As shown from the risk maps presented here, the area that represents the highest risk for the occurrence of cases of malaria in Conde is precisely the area where the largest number of Anopheles capture points were recorded (area C). This is supported by the presence of the two main vector species of malaria in the extra-Amazon region—An. albitarsis and An. aquasalis. These findings suggest that these two species are the responsible vector for malaria transmission in this area. However, more information is needed to enhance understanding of the dynamics of malaria transmission in the municipality of Conde.

Conclusions

The results of the present study clearly show that the Northeast Region of Brazil has an environment conducive to the maintenance of the malaria transmission cycle. There is a great diversity of Anopheles species in this region, especially An. albitarsis and An. aquasalis, capable of causing outbreaks or epidemics. In the current context of globalization, modernization of means of transport and large-scale movement of people, the city of Conde becomes a perfect setting for the occurrence and persistence of the disease.

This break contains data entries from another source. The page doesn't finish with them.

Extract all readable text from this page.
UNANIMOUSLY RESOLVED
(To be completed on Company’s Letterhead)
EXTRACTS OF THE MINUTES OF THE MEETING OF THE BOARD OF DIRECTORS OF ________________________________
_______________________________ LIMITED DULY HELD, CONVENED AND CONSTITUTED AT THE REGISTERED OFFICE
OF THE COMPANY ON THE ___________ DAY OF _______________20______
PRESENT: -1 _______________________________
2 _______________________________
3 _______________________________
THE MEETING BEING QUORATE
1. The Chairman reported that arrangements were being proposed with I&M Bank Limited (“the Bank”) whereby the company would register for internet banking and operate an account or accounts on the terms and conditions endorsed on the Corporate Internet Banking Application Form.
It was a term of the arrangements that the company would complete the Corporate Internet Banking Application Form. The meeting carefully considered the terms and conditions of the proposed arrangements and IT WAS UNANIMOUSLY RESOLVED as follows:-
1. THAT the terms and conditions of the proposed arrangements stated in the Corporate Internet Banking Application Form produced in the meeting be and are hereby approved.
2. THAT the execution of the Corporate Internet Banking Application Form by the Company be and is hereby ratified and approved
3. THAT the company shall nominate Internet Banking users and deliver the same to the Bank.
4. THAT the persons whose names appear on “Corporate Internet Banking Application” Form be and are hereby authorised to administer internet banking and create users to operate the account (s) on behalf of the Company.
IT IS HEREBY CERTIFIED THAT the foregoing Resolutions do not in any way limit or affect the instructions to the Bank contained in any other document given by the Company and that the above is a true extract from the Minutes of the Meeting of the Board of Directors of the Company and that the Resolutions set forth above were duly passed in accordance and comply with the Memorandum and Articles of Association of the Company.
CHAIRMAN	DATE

Further studies of the material collected at this location will be needed to shed light on issues such as the role of each species of Anopheles in the transmission cycle through the diagnosis of vector infection by P. vivax. Further studies should also investigate the immune response of the local human population in order to ascertain whether malaria transmission is a recent event or whether cases of the disease have been underreported or reported as imported cases. These are decisive factors in the local health system’s efforts to control local transmission of malaria.